The sheep pads built up over the course of the voyage from bare deck with a mix of manure and spilt fodder to form a variably dry to moist, sometimes wet, pad to a depth of less than 15cm. the dampest sheep pads were confined to the very front of Deck 7. Detectable amounts of ammonia were evident in this area causing eye irritation in both personnel the sheep in this area. No other sheep pad related issues were observed.
Health and welfare
During the first 2 days of the voyage, the vessel was impacted by severe weather that flooded Decks 5 and 6 and left the stowed pallets of chaff and bedding in disarray. Activities were undertaken to identify clinically lame cattle following the rough conditions and to transfer them to hospital pens for treatment. The daily reports included that 3 cattle were euthansed as they were unable to stand with bilateral sole ulcers on day 11. Day 12 included a mortality due to septic arthritis. The daily reports did not reflect the observer’s observation of a situation of deteriorating lameness between days 1 and 11 following the rough weather.
The lesions detected by the observer as causing lameness in the cattle included ulcerated hoof and subsolar tissues, ulcerated/lacerated /necrotic soft tissues of the leg and marked swelling of the distal limbs.
The sheep were in average condition at the time of loading and in excellent body condition at discharge. 18 mortalities were recorded for the voyage with the majority attributed to smothering despite only 1 post mortem being performed that found haemorrhagic enteritis during the voyage. The stockperson was effective in euthanasia of unwell and lambs with ill thrift. Some scabby mouth was detected during the voyage. Very mild heat stress was observed in some of the sheep as the vessel approached the equator.

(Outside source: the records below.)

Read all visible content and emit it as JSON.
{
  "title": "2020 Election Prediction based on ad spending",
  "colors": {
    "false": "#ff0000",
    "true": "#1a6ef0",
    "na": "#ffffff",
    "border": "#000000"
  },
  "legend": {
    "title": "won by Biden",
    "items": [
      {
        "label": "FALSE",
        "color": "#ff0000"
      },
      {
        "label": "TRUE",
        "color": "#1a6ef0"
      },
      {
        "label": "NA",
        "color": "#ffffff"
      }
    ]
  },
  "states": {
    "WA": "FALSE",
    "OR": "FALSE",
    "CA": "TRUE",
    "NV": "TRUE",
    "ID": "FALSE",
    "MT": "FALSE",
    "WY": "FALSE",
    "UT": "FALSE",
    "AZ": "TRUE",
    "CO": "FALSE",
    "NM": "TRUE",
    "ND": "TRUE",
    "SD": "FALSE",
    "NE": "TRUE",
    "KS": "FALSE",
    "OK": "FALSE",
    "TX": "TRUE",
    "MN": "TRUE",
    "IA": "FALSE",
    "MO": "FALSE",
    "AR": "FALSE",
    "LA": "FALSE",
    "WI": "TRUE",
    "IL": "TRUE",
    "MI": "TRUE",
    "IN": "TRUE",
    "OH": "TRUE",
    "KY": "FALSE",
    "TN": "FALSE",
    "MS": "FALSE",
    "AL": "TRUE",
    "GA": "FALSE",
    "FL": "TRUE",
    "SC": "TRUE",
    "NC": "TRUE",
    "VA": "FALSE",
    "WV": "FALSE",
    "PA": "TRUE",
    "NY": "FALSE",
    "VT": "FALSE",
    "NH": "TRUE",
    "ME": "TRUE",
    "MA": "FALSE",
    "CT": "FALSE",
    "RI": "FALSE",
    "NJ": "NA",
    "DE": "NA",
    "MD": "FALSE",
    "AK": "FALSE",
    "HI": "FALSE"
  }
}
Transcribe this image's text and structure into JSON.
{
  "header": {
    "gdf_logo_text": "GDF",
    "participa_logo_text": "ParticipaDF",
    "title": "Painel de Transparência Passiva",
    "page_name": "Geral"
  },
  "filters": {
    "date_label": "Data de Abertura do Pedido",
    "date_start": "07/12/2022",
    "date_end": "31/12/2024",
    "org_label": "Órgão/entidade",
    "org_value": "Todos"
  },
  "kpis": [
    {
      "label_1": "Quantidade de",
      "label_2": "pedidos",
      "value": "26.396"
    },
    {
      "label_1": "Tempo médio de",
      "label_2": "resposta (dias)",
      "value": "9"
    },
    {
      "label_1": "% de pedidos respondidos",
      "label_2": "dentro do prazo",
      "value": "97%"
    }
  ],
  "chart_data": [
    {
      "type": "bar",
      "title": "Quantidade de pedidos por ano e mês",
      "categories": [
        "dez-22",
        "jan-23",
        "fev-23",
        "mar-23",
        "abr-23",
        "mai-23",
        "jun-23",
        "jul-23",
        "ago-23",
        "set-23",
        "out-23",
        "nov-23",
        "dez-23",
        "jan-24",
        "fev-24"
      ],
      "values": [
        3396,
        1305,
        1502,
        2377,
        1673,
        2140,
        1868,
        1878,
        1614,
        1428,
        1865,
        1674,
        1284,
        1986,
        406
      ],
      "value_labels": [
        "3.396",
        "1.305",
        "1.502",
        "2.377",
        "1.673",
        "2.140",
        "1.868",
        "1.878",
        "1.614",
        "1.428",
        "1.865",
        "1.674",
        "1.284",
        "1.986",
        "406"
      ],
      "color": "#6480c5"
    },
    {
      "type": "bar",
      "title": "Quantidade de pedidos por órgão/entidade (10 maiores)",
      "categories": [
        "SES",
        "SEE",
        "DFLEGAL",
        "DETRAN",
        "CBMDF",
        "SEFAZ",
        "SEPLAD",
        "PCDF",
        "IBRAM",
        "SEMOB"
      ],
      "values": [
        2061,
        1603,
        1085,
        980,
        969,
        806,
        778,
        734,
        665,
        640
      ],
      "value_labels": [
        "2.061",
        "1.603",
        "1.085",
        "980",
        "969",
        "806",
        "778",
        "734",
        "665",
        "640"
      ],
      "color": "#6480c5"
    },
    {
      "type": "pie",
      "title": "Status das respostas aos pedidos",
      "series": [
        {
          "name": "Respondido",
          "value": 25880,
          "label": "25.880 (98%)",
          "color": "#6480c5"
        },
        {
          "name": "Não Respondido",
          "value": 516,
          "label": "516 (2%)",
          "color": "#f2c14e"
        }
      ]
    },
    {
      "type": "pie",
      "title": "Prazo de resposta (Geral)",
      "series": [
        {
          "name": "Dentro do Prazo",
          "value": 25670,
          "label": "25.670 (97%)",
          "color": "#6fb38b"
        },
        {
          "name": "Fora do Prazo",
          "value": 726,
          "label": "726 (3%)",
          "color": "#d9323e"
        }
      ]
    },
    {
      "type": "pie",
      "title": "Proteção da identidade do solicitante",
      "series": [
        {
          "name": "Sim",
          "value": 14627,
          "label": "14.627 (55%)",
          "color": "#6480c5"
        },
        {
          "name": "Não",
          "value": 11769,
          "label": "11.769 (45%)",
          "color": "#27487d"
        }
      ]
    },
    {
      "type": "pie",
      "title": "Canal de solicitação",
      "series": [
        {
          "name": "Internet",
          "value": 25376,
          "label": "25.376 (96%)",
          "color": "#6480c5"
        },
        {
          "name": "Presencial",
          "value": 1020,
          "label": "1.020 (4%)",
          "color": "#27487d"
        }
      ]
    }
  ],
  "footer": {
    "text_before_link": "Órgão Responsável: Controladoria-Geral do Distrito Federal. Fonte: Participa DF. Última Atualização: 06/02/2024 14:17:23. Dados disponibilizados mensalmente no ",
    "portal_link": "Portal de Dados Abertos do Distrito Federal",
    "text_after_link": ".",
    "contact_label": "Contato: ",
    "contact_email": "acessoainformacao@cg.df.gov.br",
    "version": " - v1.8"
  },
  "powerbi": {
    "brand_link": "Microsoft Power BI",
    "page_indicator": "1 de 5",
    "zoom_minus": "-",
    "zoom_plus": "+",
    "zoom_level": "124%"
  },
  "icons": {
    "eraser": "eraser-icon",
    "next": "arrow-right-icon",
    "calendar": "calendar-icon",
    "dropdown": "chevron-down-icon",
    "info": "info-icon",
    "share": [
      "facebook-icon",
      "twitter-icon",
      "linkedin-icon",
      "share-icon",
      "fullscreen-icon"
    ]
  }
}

Thirty cattle recorded as hospital cases were discharged in Israel. The observer noted a number of lame cattle scattered throughout the flow of discharged cattle.
The observer found the vessel command to be professional and accommodating in allowing full, unimpeded and unaccompanied access to all relevant areas.
The vessel was subject to severe weather conditions on days 1 and 2 of the voyage that caused flooding on Decks 5 and 6, a factor contributing significantly to the number of cattle observed with lameness. 8 of the 12 cattle mortalities were euthanased, and of these 7 were identified on the End of Voyage report as being euthanased due to lameness.
The observer was not aware as to whether or not a specific documented contingency arrangement to address procedures in the event of bad weather was available to the AAV and stockpersons.
The observer believed that a number of pens were overstocked as some cattle loaded into the relevant pens were visually of a greater weight than the average weight used to calculate the pen numbers in the load plan.
Other than issues relating to detection of ammonia in the front part of Deck 7, management of the sheep during the voyage was largely uneventful.